Размер шрифта
-
+

Зимний путь - стр. 7

Судьба эта обитала в квартирке под самой крышей. Вот уже пятнадцать лет моя работа состоит в том, чтобы доставлять недавно въехавшим жильцам электроприборы, которых они не просили. В зависимости от типа отопления – чтобы не сказать, от его бедственного состояния! – я направляю арендаторов в EDF или GDF[7], где я подвизаюсь, а также рассчитываю и предоставляю кредиты тем из клиентов, чье социальное положение можно считать устойчивым. Всем этим я занимаюсь в Париже, и потому частенько имел возможность убедиться в том, какие тяготы люди способны перенести, лишь бы жить в этом городе.

Те, кто сохранил остатки стыдливости, уверяют меня, будто разор и ветхость их жилья – явление временное: «Мы ведь только недавно въехали, так что сами понимаете…» Я вежливо киваю. Но знаю, что в подавляющем большинстве случаев никаких перемен к лучшему не будет, разве что накопившееся со временем барахло погребет под собой первоначальную свалку.

По официальной версии, я люблю свою работу за то, что она позволяет мне общаться со всякими оригинальными личностями. И в этом есть доля истины. Однако точнее было бы сказать, что мои обязанности подпитывают мою врожденную нескромность. Мне нравится открывать для себя подлинную природу людских обиталищ, иными словами, мерзких трущоб, в которых согласны ютиться человеческие существа.

И в этом моем любопытстве нет ни капли презрения. При взгляде на собственную конуру я понимаю, что мне гордиться нечем. Просто я сознаю, что коснулся постыдной и непустячной тайны, а именно: род людской живет не в лучших условиях, чем крысы. В рекламных роликах и в фильмах мы видим, как расхаживают по своим покоям обитатели роскошных лофтов или кокетливых будуаров. Но, поверьте, за всю свою пятнадцатилетнюю деятельность я ни разу не видел, чтобы кто-нибудь въезжал в подобные райские чертоги.

* * *

В тот декабрьский день мне предстояла встреча с новой жилицей дома в квартале Монторгей. В списке указывалась ее профессия – романистка. Во мне проснулся интерес: я не помнил, чтобы мне доводилось общаться с кем-нибудь из писательской братии.

К моему удивлению, я был принят не одной женщиной, а двумя. Первая, явно не вполне нормальная, так и не поднялась с дивана, на котором сидела кучей, и только приветствовала меня каким-то гнусавым возгласом.
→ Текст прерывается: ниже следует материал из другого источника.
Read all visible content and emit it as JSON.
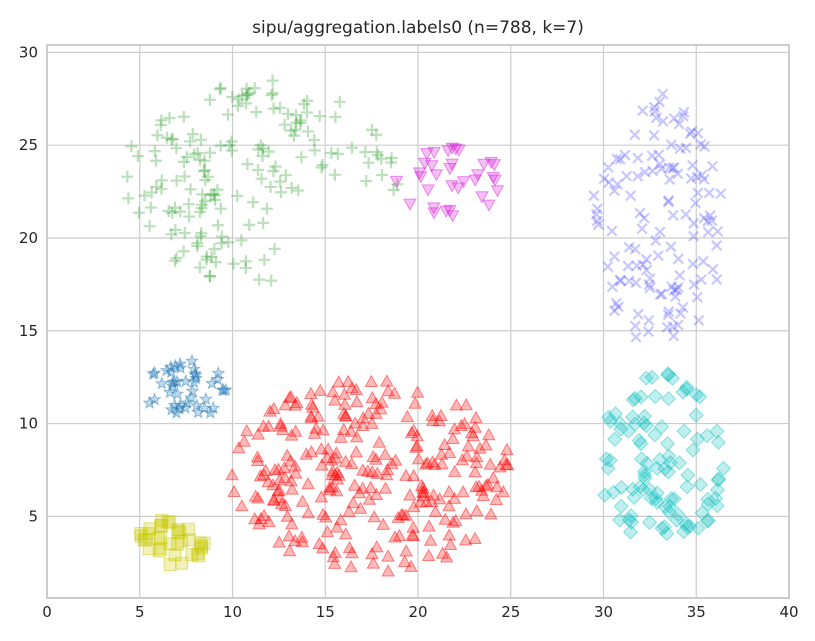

Вторая, хорошенькая и живая, пригласила войти. Ее изысканные манеры никак не сочетались с убожеством жилья. В их квартире под крышей попросту не было никакого отопления.
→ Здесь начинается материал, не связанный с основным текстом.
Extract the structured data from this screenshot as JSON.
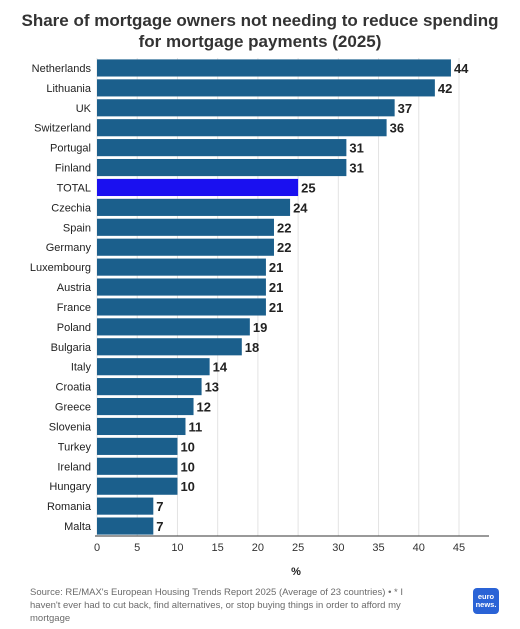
{
  "chart_data": {
    "type": "bar",
    "orientation": "horizontal",
    "title": "Share of mortgage owners not needing to reduce spending for mortgage payments (2025)",
    "xlabel": "%",
    "ylabel": "",
    "xlim": [
      0,
      45
    ],
    "xticks": [
      0,
      5,
      10,
      15,
      20,
      25,
      30,
      35,
      40,
      45
    ],
    "grid": true,
    "categories": [
      "Netherlands",
      "Lithuania",
      "UK",
      "Switzerland",
      "Portugal",
      "Finland",
      "TOTAL",
      "Czechia",
      "Spain",
      "Germany",
      "Luxembourg",
      "Austria",
      "France",
      "Poland",
      "Bulgaria",
      "Italy",
      "Croatia",
      "Greece",
      "Slovenia",
      "Turkey",
      "Ireland",
      "Hungary",
      "Romania",
      "Malta"
    ],
    "values": [
      44,
      42,
      37,
      36,
      31,
      31,
      25,
      24,
      22,
      22,
      21,
      21,
      21,
      19,
      18,
      14,
      13,
      12,
      11,
      10,
      10,
      10,
      7,
      7
    ],
    "highlight_category": "TOTAL",
    "colors": {
      "bar": "#1b5f8c",
      "highlight": "#1a10f0",
      "grid": "#e3e3e3",
      "axis": "#333333"
    }
  },
  "footer": {
    "source": "Source: RE/MAX's European Housing Trends Report 2025 (Average of 23 countries) • * I haven't ever had to cut back, find alternatives, or stop buying things in order to afford my mortgage",
    "logo_line1": "euro",
    "logo_line2": "news."
  }
}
– Как же вы тут живете? – спросил я, придя в ужас от ледяного холода, царившего в помещении.

– Да вот, как видите, – ответила она, демонстрируя мне свою одежду и облачение слабоумной на софе.

Обе женщины были закутаны во множество шерстяных свитеров, шалей и пальто, а на головах носили вязаные шапки. В этом «наряде» больная походила на снежного человека, только совсем уж безмозглого. Зато хорошенькая даже в таком виде не утратила природной грации. У меня мелькнула мысль: что если они составляют пару? Но тут полоумная, словно отвечая на мой невысказанный вопрос, начала пускать слюни. Нет, не могут они быть вместе, сказал я себе и почувствовал облегчение.

– И вы терпите такой холод? – спросил я как последний дурак.

– Приходится, у нас нет выбора, – ответила молодая женщина.